Black Oak vs Tea with Florence in Real Spaces
3 real rooms side by side. Seeing Black Oak and Tea with Florence in actual rooms makes the difference concrete; browse the spaces below to get a feel for how each color lives on a wall.
Living Room
In a living room, color works across both daylight and evening light — the same wall can read very differently at noon and at 8pm. The LRV gap is large enough that Tea with Florence will make the room feel meaningfully brighter than Black Oak would.
Bedroom
The context that matters most in a bedroom is how a color reads under a bedside lamp at night, not under noon daylight. Tea with Florence reflects noticeably more light off the walls, making the space read more open than Black Oak.
Bathroom
Bathrooms are one of the few spaces where you're genuinely enclosed by the paint color, which makes the choice between these two more consequential. Tea with Florence reflects noticeably more light off the walls, making the space read more open than Black Oak.
Color Details
Black Oak vs Tea with Florence Simulated Comparison
5 simulated room previews — drag the slider on each to see Black Oak on one side and Tea with Florence on the other.

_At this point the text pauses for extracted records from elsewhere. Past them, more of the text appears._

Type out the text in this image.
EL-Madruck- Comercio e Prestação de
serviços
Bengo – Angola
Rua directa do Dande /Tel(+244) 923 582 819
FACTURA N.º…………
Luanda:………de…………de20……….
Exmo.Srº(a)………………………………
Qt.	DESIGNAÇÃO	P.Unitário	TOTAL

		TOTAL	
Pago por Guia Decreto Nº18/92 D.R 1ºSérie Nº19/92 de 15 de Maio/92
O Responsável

Digital color is approximate. These simulations are generated from the manufacturer's hex values and overlaid on grayscale room photos — your screen's calibration, brightness, and viewing angle all affect how they render. Before committing to either color, test physical samples in your own space under the light you actually live with.
More Black Oak comparisons
See how Black Oak stacks up against other well-photographed colors across different brands and tones.